2. Ada kesepakatan dan kerelaan kedua belah pihak.
3. Saling menguntungkan kedua belah pihak.
4. Asuransi dapat menanggulangi kepentingan umum, sebab premi-premi yang
terkumpul dapat di investasikan untuk proyek-proyek yang produktif dan
pembangunan.
5. Asuransi termasuk akad mudhrabah (bagi hasil)
6. Asuransi termasuk koperasi (Syirkah Ta'awuniyah).
7. Asuransi di analogikan (qiyaskan) dengan sistem pensiun seperti taspen.
C. Pendapat Ketiga [4]
Setelah berkembang kedua wacana di atas, para ulama kemudian melihat kembali lebih dalam pada sistem asuransi ini. Ternyata masing-masing pihak ada benarnya, meski tidak berarti steril dari kesalahan. Maka sebagian ulama kemudian meneliti ulang dan kemudian menelurkan pendapat ketiga.
Dan kesimpulannya adala bahwa asuransi itu harus dibedakan berdasarkan jenis dan fungsinya, serta sistem yang diberlakukan. Dan kesimplulan itu kemudian disederhanakan dengan kallimat bahwa bila asuransi itu bersifat sosial maka hukumnya dibolehkan.Sebaliknya bila asuransi itu semata-mata bersifat komersial, maka hukumnya haram. Pendapat ketiga ini nampaknya sekarang banyak dianut oleh para ulama kontemorer, antara lain oleh Muhammad Abdu Zahrah (guru besar Hukum Islam pada Universitas Kairo). Alasan kelompok ketiga ini sama dengan kelompok pertama dalam asuransi yang bersifat komersial (haram) dan sama pula dengan alasan kelompok kedua, dalam asuransi yang bersifat sosial (boleh).

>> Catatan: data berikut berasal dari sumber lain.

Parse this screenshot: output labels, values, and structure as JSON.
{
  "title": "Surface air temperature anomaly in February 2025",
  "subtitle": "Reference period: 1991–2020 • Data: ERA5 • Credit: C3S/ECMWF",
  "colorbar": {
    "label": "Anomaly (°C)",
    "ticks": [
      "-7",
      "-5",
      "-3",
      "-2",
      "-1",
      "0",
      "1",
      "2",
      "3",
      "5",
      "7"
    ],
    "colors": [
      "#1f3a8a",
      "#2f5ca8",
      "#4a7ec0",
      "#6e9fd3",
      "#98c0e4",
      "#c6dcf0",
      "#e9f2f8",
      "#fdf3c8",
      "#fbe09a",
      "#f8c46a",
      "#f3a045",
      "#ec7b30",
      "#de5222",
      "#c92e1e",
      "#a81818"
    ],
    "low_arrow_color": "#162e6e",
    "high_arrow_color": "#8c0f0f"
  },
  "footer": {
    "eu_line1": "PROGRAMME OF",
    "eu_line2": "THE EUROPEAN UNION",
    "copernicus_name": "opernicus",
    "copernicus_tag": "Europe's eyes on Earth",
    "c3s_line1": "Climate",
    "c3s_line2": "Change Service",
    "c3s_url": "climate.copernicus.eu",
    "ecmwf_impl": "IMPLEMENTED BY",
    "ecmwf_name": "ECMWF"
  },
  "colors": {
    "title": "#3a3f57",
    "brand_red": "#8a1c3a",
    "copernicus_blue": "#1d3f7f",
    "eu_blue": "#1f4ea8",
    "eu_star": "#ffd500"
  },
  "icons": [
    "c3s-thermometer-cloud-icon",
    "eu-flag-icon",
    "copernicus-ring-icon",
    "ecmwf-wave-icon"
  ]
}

Suatu asuransi diperbolehkan secara syar'i, jika tidak menyimpang dari prinsip-prinsip dan aturan-aturan syariat Islam. Untuk itu dalam muamalah tersebut harus memenuhi ketentuan-ketentuan sebagai berikut:[5]
1. Asuransi syariah harus dibangun atas dasar taawun (kerja sama), tolong menolong,saling menjamin, tidak berorentasi bisnis atau keuntungan materi semata. Allah SWT berfirman," Dan saling tolong menolonglah dalam kebaikan dan ketaqwaan dan jangan saling tolong
menolong dalam dosa dan permusuhan."
2. Asuransi syariat tidak bersifat mu'awadhoh, tetapi tabarru' atau mudhorobah.
3. Sumbangan (tabarru') sama dengan hibah (pemberian), oleh karena itu haram hukumnya ditarik kembali. Kalau terjadi peristiwa, maka diselesaikan menurut syariat.
4. Setiap anggota yang menyetor uangnya menurut jumlah yang telah ditentukan, harus disertai dengan niat membantu demi menegakan prinsip ukhuwah. Kemudian dari uang yang terkumpul itu diambilah sejumlah uang guna membantu orang yang sangat memerlukan.
5. Tidak dibenarkan seseorang menyetorkan sejumlah kecil uangnya dengan tujuan supaya ia mendapat imbalan yang berlipat bila terkena suatu musibah. Akan tetepi ia diberi uang jamaah sebagai ganti atas kerugian itu menurut izin yang diberikan oleh jamaah.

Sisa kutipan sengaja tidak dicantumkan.